Ahmed Matar-researcher

In October 2022, Japan unveiled a new national security plan that refers to the largest arming of the Japanese army since World War II, doubling defense spending and deviating from the peaceful road entrenched in its constitution, in the face of increasing threats from regional adversaries, as well as the vagaries of the current international environment.

It is worth mentioning that the Japanese government has approved three security documents-the National Security Strategy (NSS), the National Defense Strategy, and the Defense Forces Development Plan-to strengthen Japan’s defense capabilities amid an unstable security environment.

The new measures include measures that will enable Japan to possess “counterattack capabilities”, the ability to directly attack the territory of another state in an emergency, and under specific conditions.

Earlier in December 2022, the Japanese Prime Minister instructed the ministers of Defense and finance to secure funds to increase the Japanese defense budget to (2%) of GDP by 2027, according to the Japanese Defense Minister; to become Japan’s third in terms of military spending in the world after the United States and China.

By adopting the new defense policy, Japan is abandoning the peaceful, defensive direction enshrined in its post-World War II constitution, which placed restrictions on its self-defense forces that they can only be used for what their name suggests, which is the defense of Japanese territory.

The new Japanese defense policy represents a revolution in Tokyo’s strategic directions, raising important questions about the timing, semantics, and implications of Tokyo’s change in its security and defense policy.

First: Timing

It should be noted that Japan issued the Defense manual document, or defense strategy for the first time in 2013, but the regional environment for Japan was not in the form that it has become now, especially in light of the tension in the Asia-Pacific, tensions in the south and East China Seas and the Taiwan Strait, as well as the war in Ukraine has shown that the phenomenon of invasion is still a possibility that countries must build their military capabilities to avoid it, which explains the difference in language and wording between the document issued in 2013 and those issued in 2022.

In the defense reform document, Japan describes one of these competitors (China) as its “greatest strategic challenge.

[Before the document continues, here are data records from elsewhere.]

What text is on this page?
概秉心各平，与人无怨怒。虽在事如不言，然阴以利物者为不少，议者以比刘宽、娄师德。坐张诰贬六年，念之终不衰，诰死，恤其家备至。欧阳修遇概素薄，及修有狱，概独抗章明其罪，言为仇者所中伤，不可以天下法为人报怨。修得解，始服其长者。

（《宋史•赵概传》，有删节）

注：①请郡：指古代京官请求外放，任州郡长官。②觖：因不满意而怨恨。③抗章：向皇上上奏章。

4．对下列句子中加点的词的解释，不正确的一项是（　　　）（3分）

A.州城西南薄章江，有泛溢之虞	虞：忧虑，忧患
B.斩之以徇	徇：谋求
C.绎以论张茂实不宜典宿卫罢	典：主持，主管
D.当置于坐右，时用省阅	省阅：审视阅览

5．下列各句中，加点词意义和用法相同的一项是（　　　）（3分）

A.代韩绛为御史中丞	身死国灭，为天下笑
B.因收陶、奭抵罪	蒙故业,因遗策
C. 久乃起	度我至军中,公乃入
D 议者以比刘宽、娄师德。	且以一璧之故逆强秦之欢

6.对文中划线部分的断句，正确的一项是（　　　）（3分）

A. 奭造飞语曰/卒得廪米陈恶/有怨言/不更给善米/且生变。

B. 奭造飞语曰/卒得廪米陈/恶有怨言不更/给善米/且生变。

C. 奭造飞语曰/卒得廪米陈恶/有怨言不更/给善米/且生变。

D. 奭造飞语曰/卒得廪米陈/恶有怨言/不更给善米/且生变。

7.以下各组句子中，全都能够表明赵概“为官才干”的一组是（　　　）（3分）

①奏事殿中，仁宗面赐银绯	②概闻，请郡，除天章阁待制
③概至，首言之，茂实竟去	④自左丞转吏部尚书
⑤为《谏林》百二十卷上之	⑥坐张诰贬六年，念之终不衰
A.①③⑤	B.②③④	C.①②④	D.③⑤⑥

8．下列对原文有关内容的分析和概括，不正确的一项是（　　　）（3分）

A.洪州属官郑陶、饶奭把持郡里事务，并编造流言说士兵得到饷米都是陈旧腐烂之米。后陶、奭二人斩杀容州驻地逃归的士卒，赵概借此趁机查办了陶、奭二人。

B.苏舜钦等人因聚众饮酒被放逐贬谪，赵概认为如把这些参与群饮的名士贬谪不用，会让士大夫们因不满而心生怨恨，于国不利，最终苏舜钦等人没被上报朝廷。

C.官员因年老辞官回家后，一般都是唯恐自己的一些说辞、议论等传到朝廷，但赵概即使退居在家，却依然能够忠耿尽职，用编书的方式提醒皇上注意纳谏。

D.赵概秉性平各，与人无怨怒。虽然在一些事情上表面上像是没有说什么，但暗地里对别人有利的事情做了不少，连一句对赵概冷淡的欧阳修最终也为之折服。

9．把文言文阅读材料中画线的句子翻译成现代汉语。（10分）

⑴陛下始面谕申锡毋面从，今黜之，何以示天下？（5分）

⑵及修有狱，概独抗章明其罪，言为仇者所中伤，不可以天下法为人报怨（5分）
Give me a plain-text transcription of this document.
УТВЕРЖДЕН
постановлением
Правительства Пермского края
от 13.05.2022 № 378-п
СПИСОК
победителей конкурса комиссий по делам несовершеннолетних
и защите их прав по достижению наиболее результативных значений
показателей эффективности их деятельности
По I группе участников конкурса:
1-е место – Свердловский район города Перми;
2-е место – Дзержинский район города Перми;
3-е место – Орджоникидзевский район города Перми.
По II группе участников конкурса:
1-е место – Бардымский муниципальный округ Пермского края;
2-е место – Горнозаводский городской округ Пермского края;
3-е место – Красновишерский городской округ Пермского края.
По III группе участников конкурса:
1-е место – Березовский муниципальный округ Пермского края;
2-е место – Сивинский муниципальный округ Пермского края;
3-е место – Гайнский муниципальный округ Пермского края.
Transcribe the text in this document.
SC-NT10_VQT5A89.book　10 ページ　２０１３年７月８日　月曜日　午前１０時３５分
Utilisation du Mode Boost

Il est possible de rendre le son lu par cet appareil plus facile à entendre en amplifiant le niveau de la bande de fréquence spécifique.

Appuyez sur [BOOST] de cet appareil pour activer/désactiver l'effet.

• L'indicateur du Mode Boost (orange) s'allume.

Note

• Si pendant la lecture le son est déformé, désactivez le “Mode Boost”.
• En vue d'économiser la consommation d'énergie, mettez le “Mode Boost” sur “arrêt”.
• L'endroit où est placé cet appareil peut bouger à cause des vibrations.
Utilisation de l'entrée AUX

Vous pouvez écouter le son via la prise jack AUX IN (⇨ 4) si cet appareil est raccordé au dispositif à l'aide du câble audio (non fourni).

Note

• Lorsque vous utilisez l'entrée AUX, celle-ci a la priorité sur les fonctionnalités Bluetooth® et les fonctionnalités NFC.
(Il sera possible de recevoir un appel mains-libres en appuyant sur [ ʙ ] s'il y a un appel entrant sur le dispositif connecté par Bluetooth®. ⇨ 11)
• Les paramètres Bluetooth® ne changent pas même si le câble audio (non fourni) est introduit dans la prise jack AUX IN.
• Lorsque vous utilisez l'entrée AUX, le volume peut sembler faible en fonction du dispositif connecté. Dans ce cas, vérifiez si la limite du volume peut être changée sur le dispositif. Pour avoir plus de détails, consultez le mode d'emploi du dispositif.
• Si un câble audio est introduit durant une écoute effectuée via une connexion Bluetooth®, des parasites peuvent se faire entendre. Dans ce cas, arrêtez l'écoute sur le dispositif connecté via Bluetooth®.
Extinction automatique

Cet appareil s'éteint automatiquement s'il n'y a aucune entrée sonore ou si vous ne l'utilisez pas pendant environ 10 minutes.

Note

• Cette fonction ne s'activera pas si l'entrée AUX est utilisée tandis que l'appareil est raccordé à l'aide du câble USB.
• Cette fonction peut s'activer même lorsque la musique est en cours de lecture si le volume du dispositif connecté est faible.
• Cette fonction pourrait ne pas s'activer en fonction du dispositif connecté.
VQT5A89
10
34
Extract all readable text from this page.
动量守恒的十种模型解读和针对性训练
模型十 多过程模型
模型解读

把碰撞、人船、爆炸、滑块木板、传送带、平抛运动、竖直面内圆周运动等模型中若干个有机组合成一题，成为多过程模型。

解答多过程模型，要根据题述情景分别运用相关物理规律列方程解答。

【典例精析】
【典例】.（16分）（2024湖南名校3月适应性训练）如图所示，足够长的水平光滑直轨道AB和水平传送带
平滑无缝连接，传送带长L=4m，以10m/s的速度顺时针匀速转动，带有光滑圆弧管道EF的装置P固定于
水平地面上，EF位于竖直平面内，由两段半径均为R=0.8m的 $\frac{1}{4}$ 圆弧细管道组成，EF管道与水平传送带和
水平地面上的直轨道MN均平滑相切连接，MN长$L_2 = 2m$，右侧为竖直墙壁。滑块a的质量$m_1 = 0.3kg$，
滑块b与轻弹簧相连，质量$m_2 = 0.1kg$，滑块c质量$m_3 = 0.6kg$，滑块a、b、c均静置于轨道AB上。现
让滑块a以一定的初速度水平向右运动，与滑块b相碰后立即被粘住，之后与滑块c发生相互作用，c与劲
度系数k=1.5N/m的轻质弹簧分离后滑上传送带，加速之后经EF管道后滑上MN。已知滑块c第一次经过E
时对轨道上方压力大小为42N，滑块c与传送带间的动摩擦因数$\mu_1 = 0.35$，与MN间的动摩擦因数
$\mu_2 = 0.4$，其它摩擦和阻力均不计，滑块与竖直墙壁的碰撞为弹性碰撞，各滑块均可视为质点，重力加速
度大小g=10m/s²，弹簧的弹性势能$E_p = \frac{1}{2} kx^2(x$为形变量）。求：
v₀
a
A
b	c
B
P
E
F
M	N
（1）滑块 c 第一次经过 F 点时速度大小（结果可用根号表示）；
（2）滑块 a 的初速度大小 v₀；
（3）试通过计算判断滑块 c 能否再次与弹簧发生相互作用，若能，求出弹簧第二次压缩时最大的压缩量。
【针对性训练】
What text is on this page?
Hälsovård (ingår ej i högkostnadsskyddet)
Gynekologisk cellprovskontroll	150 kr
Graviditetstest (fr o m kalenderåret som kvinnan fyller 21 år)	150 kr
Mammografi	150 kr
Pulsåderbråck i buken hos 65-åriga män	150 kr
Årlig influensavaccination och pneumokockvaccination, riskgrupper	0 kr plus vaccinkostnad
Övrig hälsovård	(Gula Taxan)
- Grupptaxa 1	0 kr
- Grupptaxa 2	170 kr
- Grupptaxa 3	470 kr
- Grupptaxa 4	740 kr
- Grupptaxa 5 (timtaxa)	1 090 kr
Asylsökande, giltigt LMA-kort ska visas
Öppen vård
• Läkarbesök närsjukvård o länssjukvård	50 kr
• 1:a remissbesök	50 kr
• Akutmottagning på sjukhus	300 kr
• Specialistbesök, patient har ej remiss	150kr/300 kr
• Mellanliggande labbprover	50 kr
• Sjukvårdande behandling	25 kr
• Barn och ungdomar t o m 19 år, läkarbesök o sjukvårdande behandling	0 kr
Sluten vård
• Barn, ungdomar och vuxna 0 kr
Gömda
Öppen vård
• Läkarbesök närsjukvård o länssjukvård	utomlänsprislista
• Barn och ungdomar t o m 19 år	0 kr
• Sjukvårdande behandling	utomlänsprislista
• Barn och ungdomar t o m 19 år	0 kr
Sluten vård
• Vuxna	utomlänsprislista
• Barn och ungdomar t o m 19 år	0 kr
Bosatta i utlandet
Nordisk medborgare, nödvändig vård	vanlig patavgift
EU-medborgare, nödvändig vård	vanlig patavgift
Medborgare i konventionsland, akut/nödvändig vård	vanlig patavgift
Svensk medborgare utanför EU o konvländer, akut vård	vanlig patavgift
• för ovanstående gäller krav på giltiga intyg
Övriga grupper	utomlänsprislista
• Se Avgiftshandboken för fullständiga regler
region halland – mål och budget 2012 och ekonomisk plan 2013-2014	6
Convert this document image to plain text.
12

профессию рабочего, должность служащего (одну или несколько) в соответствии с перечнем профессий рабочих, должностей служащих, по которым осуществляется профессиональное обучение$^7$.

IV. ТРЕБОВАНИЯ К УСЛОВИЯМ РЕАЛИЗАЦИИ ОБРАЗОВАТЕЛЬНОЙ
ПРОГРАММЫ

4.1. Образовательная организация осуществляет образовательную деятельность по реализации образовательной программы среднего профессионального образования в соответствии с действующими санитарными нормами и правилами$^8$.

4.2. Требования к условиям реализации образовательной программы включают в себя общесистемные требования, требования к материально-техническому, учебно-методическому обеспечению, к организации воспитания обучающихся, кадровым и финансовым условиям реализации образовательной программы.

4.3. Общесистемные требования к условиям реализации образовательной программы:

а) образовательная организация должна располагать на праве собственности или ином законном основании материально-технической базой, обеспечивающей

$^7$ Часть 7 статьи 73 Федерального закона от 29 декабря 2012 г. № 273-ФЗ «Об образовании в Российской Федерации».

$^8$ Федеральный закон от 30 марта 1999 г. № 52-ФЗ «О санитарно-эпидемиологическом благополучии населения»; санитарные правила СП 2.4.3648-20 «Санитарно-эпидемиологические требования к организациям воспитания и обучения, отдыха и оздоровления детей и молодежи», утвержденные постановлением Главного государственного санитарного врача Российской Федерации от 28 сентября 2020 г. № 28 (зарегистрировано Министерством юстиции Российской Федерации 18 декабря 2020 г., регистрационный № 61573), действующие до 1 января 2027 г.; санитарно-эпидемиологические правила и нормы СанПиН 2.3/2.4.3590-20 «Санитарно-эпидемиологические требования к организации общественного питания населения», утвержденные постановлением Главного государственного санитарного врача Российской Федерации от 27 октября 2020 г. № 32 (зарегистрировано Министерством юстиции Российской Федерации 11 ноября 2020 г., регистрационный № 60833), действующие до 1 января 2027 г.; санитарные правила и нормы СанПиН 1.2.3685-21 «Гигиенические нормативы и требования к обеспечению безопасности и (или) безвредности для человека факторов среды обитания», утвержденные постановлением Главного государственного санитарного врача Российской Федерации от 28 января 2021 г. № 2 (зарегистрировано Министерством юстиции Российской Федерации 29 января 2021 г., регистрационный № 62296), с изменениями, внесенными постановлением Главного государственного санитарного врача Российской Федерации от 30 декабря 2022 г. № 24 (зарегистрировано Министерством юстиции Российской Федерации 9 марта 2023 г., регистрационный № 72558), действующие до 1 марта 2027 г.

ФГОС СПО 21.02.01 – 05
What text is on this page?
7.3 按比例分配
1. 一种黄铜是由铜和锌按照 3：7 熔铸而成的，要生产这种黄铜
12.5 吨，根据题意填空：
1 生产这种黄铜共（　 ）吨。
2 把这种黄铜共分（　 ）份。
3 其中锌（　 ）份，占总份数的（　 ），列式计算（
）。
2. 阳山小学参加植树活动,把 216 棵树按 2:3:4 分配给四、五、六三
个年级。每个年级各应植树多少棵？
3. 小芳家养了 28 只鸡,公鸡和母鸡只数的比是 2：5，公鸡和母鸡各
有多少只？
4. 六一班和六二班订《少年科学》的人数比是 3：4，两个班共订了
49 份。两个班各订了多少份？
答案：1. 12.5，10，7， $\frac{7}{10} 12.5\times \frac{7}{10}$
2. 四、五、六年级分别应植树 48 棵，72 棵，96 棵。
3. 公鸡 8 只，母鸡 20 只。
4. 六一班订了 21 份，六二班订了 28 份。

Tokyo is closely monitoring China’s relentless efforts to develop its naval and air military capabilities in areas near Japan while claiming that the Senkaku Islands, which are under Japanese administration, are an uninhabited chain located in the East China Sea, and China claims its return, and its ships conduct frequent raids near the islands, which Beijing calls diahuu, while Japan defends with warplanes almost daily in response to the approach of Chinese aircraft to its airspace.

Meanwhile, China is intensifying its military pressure on Taiwan, the self-governing island, which the Japanese decision-maker classifies as vital to Japan’s national security. In August last year, as part of a pressure campaign on Taiwan, China launched five missiles that landed in Japan’s exclusive economic zone near Taiwan in response to the visit of US House Speaker Nancy Pelosi to Taipei, which reveals the fact that any conflict in the Taiwan Strait will involve Japan.